Quick answer: Yes, almost every launch ships with known issues, and listing them sets expectations, builds trust, and deflects duplicate reports during your busiest moment. Acknowledging a bug upfront makes players far more patient than discovering you hid it.
A known issues list at launch tells players which problems you're already aware of. Since virtually no game launches flawless, the real question is whether to acknowledge the imperfections openly. For almost every launch, yes, because the trust and deflection it buys are worth far more than the admission costs.
Every Launch Has Known Issues
The premise is almost universal: by launch, you know about bugs you haven't fixed yet, issues found in beta or certification that didn't make the cut. Pretending otherwise doesn't make them disappear; players will hit them regardless. The only choice is whether to acknowledge them or let players discover them unguided.
Given that, a known issues list isn't an admission of failure, it's normal launch hygiene. Bugnet's impact rankings from your beta help you know exactly which issues to list, the ones affecting the most players.
Acknowledging Builds Trust and Patience
Players are dramatically more forgiving of a bug you've openly acknowledged than one they suspect you're hiding. A known issues list signals honesty and awareness, which buys goodwill exactly when first impressions are forming. Discovering an unlisted bug, by contrast, makes players wonder what else you're not telling them.
This matters most at launch, your highest-scrutiny moment.

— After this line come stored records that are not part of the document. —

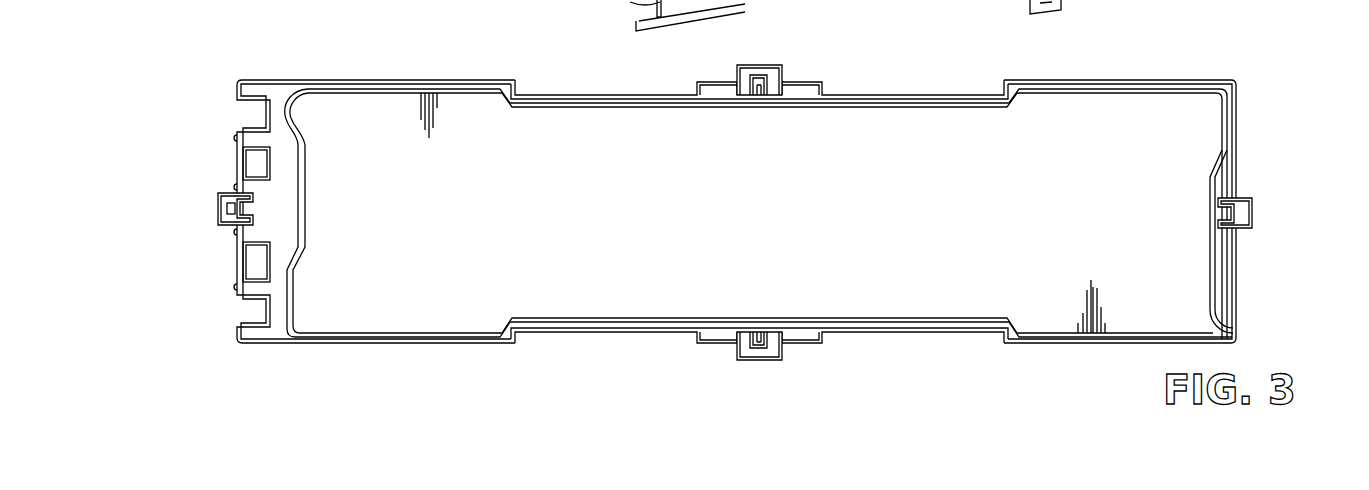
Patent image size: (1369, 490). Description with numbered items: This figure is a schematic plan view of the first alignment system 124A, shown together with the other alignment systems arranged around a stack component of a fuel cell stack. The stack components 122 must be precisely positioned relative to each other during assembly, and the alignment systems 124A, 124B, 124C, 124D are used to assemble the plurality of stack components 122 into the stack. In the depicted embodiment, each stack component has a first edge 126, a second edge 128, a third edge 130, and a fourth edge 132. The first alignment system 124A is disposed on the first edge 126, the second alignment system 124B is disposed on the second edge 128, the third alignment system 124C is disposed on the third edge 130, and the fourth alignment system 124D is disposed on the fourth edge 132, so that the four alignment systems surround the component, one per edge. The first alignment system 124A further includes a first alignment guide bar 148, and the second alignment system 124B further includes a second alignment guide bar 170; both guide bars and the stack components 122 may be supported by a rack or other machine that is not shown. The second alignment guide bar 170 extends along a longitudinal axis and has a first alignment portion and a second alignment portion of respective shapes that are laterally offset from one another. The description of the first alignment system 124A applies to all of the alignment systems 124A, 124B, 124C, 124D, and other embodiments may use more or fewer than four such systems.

The stack components 122 is at (1188, 113).
The first alignment system 124A is at (797, 360).
The second alignment system 124B is at (212, 186).
The third alignment system 124C is at (793, 64).
The fourth alignment system 124D is at (1261, 187).
The first edge 126 is at (537, 342).
The second edge 128 is at (237, 262).
The third edge 130 is at (616, 94).
The fourth edge 132 is at (1240, 268).
The first alignment guide bar 148 is at (752, 361).
The second alignment guide bar 170 is at (218, 212).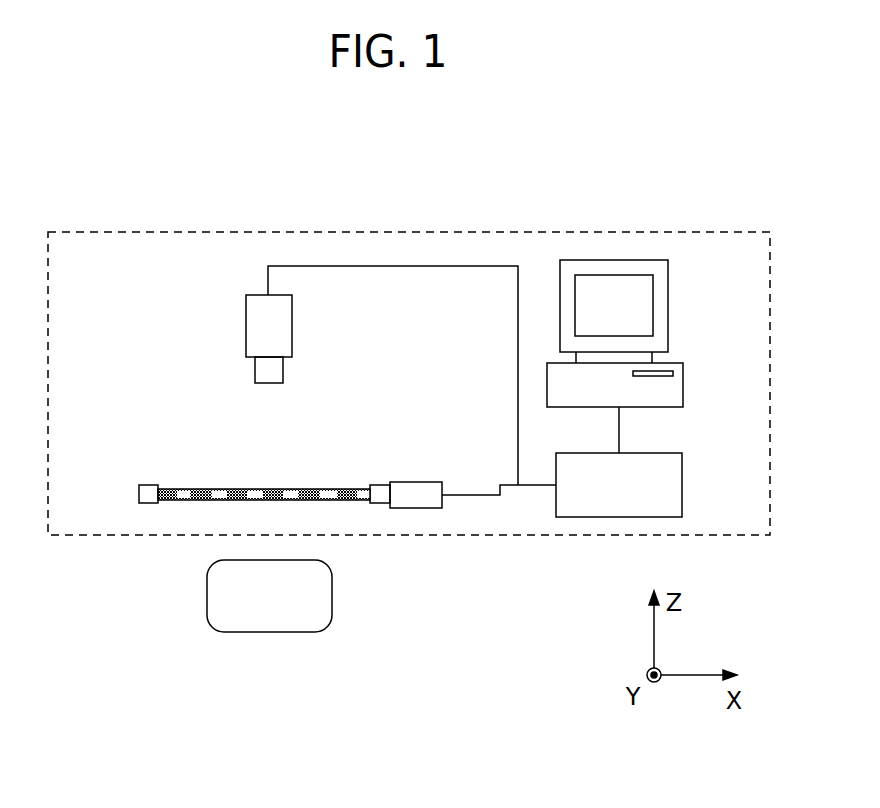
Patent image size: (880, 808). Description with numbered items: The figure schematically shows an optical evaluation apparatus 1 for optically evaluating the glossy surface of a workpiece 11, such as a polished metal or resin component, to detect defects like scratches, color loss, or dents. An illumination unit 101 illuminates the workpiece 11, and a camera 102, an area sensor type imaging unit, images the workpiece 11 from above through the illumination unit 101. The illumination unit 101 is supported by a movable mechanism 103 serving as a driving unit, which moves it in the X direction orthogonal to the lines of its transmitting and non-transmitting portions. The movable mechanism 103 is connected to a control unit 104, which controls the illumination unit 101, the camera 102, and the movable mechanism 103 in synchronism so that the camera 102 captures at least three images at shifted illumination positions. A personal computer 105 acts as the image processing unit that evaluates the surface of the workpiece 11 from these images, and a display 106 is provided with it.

The optical evaluation apparatus 1 is at (481, 220).
The workpiece 11 is at (323, 595).
The illumination unit 101 is at (291, 488).
The camera 102 is at (253, 321).
The movable mechanism 103 is at (412, 482).
The control unit 104 is at (671, 482).
The personal computer 105 is at (667, 391).
The display 106 is at (655, 302).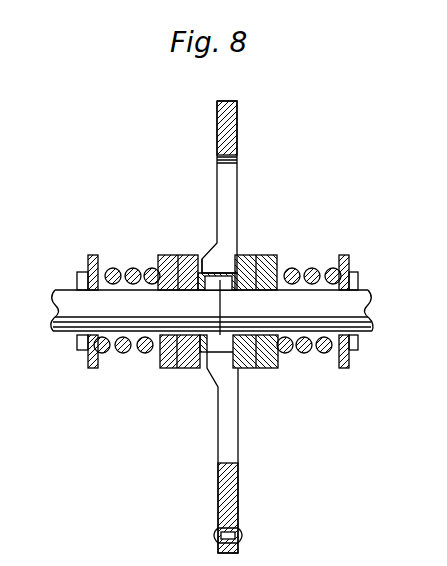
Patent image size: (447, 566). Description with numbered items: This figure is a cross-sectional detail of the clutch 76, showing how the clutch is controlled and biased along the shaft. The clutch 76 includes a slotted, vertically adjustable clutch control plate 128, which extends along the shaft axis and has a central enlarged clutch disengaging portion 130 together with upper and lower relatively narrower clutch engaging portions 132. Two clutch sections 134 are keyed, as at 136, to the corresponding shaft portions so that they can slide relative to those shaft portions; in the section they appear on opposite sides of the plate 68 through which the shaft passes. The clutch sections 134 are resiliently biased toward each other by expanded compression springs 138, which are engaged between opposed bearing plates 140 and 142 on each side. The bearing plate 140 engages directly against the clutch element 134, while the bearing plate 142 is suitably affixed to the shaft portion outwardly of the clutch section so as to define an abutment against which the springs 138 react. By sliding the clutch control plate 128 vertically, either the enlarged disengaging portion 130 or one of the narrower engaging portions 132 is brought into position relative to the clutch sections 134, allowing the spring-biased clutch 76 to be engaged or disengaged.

The plate 68 is at (64, 299).
The clutch 76 is at (260, 226).
The clutch control plate 128 is at (212, 98).
The clutch disengaging portion 130 is at (209, 253).
The clutch engaging portion 132 is at (228, 152).
The clutch section 134 is at (178, 368).
The key 136 is at (274, 256).
The compression spring 138 is at (300, 352).
The bearing plate 140 is at (259, 367).
The bearing plate 142 is at (350, 365).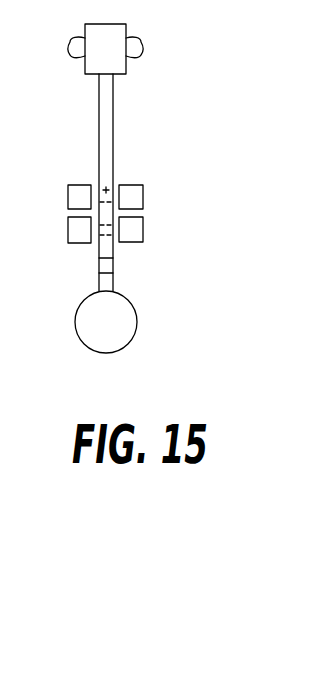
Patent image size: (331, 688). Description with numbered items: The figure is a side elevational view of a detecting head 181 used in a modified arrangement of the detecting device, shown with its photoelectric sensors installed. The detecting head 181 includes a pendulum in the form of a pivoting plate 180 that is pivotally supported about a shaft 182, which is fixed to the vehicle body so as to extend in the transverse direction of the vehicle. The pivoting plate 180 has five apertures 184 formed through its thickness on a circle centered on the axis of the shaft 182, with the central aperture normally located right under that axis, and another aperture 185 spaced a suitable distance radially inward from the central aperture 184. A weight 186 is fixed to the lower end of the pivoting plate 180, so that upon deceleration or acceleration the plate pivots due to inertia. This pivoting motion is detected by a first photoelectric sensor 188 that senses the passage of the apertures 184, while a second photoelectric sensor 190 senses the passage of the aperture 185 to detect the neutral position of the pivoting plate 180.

The pivoting plate 180 is at (105, 107).
The detecting head 181 is at (145, 85).
The shaft 182 is at (133, 44).
The apertures 184 is at (110, 234).
The aperture 185 is at (108, 180).
The weight 186 is at (118, 320).
The first photoelectric sensor 188 is at (128, 230).
The second photoelectric sensor 190 is at (72, 200).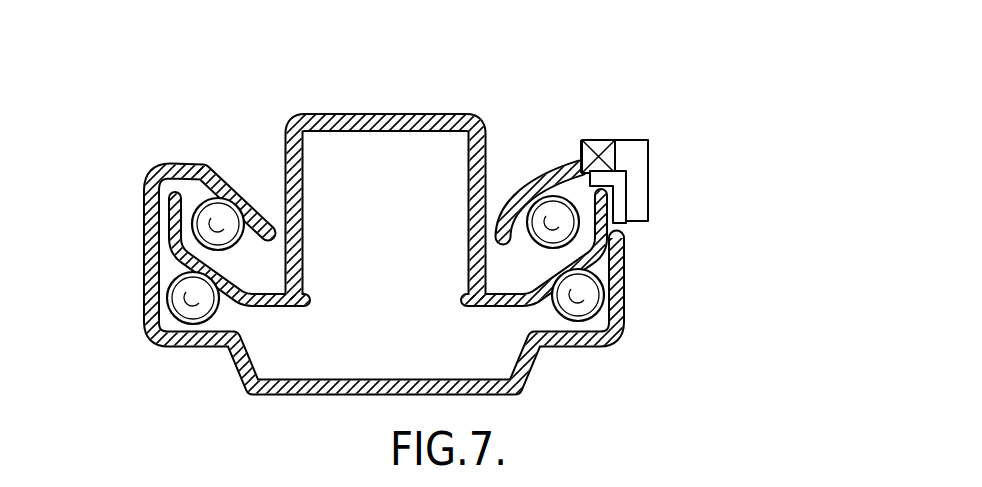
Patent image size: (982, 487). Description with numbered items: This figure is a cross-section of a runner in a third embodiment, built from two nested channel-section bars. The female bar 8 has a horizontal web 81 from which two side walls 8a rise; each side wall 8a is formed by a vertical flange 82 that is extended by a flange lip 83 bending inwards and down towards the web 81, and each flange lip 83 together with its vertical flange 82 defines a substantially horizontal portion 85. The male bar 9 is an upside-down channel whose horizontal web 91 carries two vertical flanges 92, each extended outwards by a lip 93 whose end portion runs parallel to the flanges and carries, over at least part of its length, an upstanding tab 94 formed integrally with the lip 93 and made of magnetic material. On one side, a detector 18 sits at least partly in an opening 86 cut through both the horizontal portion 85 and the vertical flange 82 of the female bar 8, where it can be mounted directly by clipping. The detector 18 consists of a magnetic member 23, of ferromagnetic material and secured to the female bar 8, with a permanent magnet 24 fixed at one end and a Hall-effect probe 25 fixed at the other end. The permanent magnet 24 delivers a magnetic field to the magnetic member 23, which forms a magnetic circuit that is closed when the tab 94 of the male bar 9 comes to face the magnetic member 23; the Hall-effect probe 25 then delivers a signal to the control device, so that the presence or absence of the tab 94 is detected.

The female bar 8 is at (369, 280).
The side wall 8a is at (139, 255).
The horizontal web 81 is at (337, 400).
The vertical flange 82 is at (143, 297).
The flange lip 83 is at (242, 182).
The horizontal portion 85 is at (183, 163).
The opening 86 is at (582, 140).
The male bar 9 is at (388, 198).
The horizontal web 91 is at (360, 113).
The vertical flange 92 is at (477, 237).
The lip 93 is at (263, 305).
The upstanding tab 94 is at (143, 192).
The detector 18 is at (638, 150).
The magnetic member 23 is at (650, 178).
The permanent magnet 24 is at (605, 140).
The Hall-effect probe 25 is at (630, 210).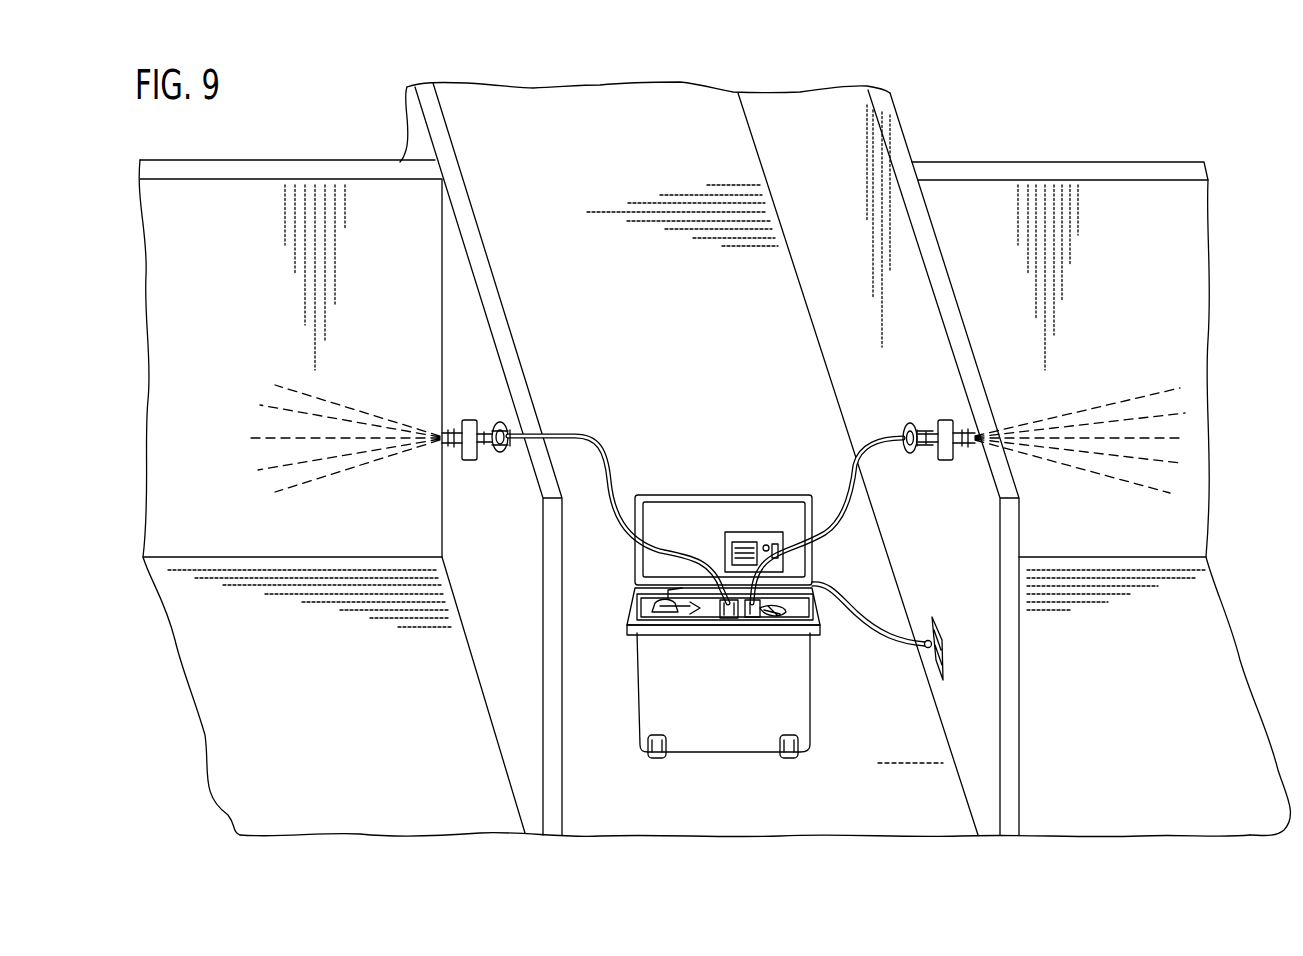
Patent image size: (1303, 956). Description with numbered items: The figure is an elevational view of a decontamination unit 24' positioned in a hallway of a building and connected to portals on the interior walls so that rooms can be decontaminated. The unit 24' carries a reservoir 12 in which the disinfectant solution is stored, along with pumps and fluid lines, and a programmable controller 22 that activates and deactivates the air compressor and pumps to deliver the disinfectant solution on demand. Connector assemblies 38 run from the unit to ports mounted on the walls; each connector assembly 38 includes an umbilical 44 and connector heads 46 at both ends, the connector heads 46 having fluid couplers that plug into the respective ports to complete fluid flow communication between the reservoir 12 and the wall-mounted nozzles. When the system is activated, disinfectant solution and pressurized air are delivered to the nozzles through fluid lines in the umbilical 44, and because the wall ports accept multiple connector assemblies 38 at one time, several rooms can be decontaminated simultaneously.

The reservoir 12 is at (677, 612).
The programmable controller 22 is at (725, 535).
The decontamination unit 24' is at (758, 626).
The connector assembly 38 is at (620, 443).
The umbilical 44 is at (835, 540).
The connector head 46 is at (511, 427).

A frank known issues list turns potential frustration ("this is broken and they don't care") into patience ("they know, and they're on it"), protecting the reviews that shape your launch.
It Deflects Duplicate Reports When You're Busiest
Launch day floods you with reports, and a huge share are the same known issues over and over. A known issues list answers "is this a known bug?" before players ask, deflecting that duplicate volume precisely when you're most overwhelmed and least able to reply individually.
Bugnet's public tracker and known-issues view absorb those repeats, so your launch-day attention goes to new problems and fixes, not restating what you already know. So yes, publish a known issues list at launch, it sets expectations, builds trust, and deflects duplicates when you need it most.
Yes, nearly every launch has known issues. Listing them sets expectations, builds trust, and deflects duplicate reports when you're busiest. Acknowledging beats hiding.